Will the public purse be relieved of higher education costs? Only if loans are repaid and the recent financial crisis teaches us that policies predicated on debt and its repayment are speculative to say the least. As for maintaining and improving participation in higher education, it is surely counterintuitive to believe that students will commit to this size of future debt in anticipation of a benefit which is by no means guaranteed. Surely, even if they are prepared to so commit, we must ask whether the normalising of debt in this way is morally defensible or socially sustainable.
The Lord Bishop of Chichester: By one of those interesting quirks of history, it is almost exactly 150 years to the day-it is actually tomorrow, 15 December-that Palmerston wrote to the then Chancellor of the Exchequer, Gladstone, warning him in relation to economic policies that the debt of citizens was by no means the same thing as the debt of states. That was a remarkably prescient comment.
What we have here is, at least in part, an attempt to deal with national debt by transferring it to individuals. The noble Lord, Lord Giddens, talked about something corrosive.
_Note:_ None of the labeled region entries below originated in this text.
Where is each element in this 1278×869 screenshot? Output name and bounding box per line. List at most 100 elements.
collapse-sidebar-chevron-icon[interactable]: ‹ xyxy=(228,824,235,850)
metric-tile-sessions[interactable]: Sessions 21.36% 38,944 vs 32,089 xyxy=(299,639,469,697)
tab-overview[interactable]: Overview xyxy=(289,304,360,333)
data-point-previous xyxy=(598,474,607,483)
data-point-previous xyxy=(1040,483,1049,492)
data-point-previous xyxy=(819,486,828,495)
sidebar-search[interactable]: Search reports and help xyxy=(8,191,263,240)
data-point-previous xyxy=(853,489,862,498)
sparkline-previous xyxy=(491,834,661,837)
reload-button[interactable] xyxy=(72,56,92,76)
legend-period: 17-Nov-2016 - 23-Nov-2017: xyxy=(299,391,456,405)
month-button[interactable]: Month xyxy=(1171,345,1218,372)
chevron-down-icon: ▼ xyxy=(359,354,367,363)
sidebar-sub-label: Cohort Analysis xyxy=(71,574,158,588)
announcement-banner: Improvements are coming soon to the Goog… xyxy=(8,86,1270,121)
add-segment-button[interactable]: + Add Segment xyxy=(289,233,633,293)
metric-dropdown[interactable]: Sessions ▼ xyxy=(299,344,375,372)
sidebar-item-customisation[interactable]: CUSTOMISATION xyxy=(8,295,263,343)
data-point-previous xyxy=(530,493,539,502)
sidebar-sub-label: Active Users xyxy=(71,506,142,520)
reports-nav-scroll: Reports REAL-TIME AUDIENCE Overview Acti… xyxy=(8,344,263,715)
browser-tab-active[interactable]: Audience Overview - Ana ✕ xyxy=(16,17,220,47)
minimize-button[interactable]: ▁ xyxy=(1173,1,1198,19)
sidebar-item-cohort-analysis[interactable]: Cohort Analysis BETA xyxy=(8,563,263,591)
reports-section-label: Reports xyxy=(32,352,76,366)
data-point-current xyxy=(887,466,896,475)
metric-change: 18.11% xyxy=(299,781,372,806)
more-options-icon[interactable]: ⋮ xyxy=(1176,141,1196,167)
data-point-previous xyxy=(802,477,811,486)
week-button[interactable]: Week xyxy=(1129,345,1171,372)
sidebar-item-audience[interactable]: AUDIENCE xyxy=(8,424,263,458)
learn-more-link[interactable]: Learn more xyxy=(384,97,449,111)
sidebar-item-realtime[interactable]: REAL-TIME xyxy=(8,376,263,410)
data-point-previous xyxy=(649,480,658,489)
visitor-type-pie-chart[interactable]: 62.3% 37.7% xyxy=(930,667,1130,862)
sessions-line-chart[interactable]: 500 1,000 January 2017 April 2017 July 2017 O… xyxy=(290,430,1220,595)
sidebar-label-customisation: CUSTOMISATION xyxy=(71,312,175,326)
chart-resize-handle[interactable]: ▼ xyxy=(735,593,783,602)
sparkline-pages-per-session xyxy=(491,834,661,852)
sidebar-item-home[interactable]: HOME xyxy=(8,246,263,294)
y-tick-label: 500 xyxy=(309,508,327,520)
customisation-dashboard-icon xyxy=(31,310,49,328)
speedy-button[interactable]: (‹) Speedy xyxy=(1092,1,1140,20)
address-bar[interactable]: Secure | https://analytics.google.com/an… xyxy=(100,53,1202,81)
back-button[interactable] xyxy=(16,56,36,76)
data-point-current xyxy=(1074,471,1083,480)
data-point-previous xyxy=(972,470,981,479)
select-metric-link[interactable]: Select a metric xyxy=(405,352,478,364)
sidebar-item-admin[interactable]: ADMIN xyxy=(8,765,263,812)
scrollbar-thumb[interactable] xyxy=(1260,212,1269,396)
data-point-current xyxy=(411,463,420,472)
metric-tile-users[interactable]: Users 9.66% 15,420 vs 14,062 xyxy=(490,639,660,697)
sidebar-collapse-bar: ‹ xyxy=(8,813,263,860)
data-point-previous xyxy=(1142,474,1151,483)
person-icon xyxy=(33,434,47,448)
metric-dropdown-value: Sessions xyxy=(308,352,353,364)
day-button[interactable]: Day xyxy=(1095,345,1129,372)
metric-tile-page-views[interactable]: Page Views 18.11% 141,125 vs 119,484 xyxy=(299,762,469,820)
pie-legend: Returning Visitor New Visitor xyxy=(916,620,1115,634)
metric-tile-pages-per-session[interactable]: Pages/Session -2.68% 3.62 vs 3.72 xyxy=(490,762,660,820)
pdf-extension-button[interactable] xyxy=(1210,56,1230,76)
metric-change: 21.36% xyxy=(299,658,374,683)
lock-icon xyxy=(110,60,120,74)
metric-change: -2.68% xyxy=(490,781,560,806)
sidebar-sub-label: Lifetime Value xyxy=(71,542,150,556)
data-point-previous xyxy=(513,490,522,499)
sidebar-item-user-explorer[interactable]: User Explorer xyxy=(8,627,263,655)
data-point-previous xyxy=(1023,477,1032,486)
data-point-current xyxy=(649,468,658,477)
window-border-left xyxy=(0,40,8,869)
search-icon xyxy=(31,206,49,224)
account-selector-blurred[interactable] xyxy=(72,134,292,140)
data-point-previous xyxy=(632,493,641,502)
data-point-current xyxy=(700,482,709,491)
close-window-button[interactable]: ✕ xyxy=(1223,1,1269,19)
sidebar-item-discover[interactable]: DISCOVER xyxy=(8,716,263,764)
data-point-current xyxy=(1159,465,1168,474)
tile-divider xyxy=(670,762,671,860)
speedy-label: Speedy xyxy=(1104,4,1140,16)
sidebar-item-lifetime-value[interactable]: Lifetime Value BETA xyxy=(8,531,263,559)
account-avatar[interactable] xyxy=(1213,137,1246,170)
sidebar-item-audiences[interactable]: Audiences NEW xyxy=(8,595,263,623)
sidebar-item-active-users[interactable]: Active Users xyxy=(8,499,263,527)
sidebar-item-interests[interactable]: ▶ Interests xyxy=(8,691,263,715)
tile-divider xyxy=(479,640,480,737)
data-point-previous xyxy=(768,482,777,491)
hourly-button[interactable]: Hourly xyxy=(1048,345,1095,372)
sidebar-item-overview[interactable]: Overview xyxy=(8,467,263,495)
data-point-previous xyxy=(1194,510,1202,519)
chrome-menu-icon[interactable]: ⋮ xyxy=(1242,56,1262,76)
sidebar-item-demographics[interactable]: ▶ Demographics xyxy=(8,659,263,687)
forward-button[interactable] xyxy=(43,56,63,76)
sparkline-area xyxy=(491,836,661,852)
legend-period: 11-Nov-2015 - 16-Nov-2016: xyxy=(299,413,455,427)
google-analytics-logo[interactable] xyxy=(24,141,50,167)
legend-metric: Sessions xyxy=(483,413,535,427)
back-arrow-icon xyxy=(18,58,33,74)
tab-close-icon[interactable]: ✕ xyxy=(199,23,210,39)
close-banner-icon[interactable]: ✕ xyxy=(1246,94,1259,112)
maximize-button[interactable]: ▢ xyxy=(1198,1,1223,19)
The socially corrosive effects of this measure go far beyond the particular educational instincts that are at its heart. My point is therefore not really about education or the impact of this measure upon our higher education institutions, but about the potentially socially corrosive effect of high levels of individual debt in relation to national debt, which is a different matter altogether.
As we have observed previously, debt is always a bad thing and can be equated with a form of slavery. With Wales and Scotland implementing policies to 'protect their own', will churches apply the lesson of Acts 4:32-35 and help fund their young people’s university education, either through grants or interest-free loans?